Today, June 15, 2020, is a landmark day in the United States for LGBTQ civil rights. Today the U.S. Supreme Court ruled that the Civil Rights Act of 1964, which prohibits discrimination in employment based on race, color, national origin, religion, and sex also protects LGBTQ employees from being fired because of their sexual orientation.
Photo Credit: Mike Maguire, Flickr Creative Commons
The opening statement in the Supreme Court Opinion is powerful.

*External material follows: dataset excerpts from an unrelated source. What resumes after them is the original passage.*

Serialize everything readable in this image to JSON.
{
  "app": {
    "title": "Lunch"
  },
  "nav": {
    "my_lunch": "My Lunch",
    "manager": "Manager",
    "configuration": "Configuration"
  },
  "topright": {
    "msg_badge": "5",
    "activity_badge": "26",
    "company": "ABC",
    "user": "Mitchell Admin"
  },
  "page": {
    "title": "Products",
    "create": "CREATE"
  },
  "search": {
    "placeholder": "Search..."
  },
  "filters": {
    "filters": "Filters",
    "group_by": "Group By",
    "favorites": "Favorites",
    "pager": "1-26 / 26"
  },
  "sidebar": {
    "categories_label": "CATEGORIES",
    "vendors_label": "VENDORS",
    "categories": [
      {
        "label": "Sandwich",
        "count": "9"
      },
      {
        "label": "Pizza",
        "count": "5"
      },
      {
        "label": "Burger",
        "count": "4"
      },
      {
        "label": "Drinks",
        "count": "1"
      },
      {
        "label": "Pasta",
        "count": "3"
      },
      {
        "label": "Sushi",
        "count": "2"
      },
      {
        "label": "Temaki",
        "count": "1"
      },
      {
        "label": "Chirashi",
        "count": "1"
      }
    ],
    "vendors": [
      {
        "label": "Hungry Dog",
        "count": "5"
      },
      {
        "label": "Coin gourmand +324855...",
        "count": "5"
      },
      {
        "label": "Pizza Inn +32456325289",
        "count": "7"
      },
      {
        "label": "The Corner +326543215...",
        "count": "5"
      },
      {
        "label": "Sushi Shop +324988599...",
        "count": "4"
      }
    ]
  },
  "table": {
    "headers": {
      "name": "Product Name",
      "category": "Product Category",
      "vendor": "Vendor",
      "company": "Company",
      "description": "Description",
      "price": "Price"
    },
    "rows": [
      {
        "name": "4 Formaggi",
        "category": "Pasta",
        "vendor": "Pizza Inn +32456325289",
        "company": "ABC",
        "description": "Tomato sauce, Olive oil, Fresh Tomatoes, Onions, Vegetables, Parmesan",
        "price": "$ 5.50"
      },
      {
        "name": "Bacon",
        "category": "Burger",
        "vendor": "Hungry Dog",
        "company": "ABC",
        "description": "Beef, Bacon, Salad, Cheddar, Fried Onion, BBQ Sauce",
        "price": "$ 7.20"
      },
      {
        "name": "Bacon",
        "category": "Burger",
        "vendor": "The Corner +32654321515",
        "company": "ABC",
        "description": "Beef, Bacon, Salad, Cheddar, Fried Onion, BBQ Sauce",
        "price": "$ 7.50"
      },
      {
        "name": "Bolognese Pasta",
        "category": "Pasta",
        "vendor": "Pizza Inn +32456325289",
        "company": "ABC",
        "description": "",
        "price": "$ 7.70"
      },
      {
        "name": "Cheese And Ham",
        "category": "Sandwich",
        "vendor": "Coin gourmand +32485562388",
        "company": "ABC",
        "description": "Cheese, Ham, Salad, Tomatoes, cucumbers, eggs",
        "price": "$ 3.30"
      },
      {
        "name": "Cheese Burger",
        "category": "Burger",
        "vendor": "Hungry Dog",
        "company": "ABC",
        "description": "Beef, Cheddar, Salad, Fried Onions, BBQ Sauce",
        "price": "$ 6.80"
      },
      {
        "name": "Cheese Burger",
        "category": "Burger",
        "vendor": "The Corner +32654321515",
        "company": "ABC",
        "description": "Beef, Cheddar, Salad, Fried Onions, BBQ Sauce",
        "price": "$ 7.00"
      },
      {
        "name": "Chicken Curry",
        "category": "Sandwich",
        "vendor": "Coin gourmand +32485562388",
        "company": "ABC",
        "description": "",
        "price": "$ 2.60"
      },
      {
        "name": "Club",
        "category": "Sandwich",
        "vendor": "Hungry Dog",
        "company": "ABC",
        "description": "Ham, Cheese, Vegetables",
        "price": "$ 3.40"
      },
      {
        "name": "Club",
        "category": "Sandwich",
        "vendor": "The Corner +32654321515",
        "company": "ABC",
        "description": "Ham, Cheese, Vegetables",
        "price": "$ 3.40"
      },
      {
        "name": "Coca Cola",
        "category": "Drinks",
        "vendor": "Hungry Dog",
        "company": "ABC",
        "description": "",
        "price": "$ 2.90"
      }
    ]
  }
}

Sometimes small gestures can have unexpected consequences. Major initiatives practically guarantee them. In our time, few pieces of federal legislation rank in significance with the Civil Rights Act of 1964. There, in Title VII, Congress outlawed discrimination in the workplace on the basis of race, color, religion, sex, or national origin. Today, we must decide whether an employer can fire someone simply for being homosexual or transgender. The answer is clear. An employer who fires an individual for being homosexual or transgender fires that person for traits or actions it would not have questioned in members of a different sex. Sex plays a necessary and undisguisable role in the decision, exactly what Title VII forbids.
Those who adopted the Civil Rights Act might not have anticipated their work would lead to this particular result. Likely, they weren’t thinking about many of the Act’s consequences that have become apparent over the years, including its prohibition against discrimination on the basis of motherhood or its ban on the sexual harassment of male employees. But the limits of the drafters’ imagination supply no reason to ignore the law’s demands. When the express terms of a statute give us one answer and extratextual considerations suggest another, it’s no contest. Only the written word is the law, and all persons are entitled to its benefit.
This ruling will have implications for HR leaders and managers in every organization in the country. We hope that not only will this change how people hire, but also start conversations about how employers include their LGBTQ employees in all aspects of employment.
In March, Villanova HRD professor Dr. Christian Thoroughgood published this HBR article on Creating a Trans-Inclusive Workplace. It states that "despite a growing global awareness of the struggles trans people face, many employers remain ill-equipped to create the policies and workplace cultures that would support trans employees." As many organizations begin to think about returning to offices and workplaces, beyond the physical health and safety of employees, HR and business leaders will need to address the national conversations happening around diversity, equity, and inclusion. As the article states, "only when people feel totally authentic and connected with their organizations can they achieve their full potential at work . . . Employers that get this right aren’t just being savvy from a business standpoint. They are also crafting a corporate legacy—one in which human dignity is prioritized and doing the right thing by employees is regarded as fundamental to success."
"Only when people feel totally authentic and connected with their organizations can they achieve their full potential at work . . . Employers that get this right aren’t just being savvy from a business standpoint. They are also crafting a corporate legacy—one in which human dignity is prioritized and doing the right thing by employees is regarded as fundamental to success."
--Dr. Christian Thoroughgood
March-April 2020 HBR
Villanova HRD is celebrating with our LGBTQ students, faculty, and staff today. While this ruling is long overdue, we are excited for the victory. We all deserve to live and work with the same civil rights and freedoms. Our country still has a long way to go in this area for our LGBTQ citizens, our black and brown citizens, and many other groups who do not currently have the same protections and rights under our laws. But this is no small victory. This is a step forward. There are many steps still needed ahead. Let's celebrate this victory and continue to fight for more!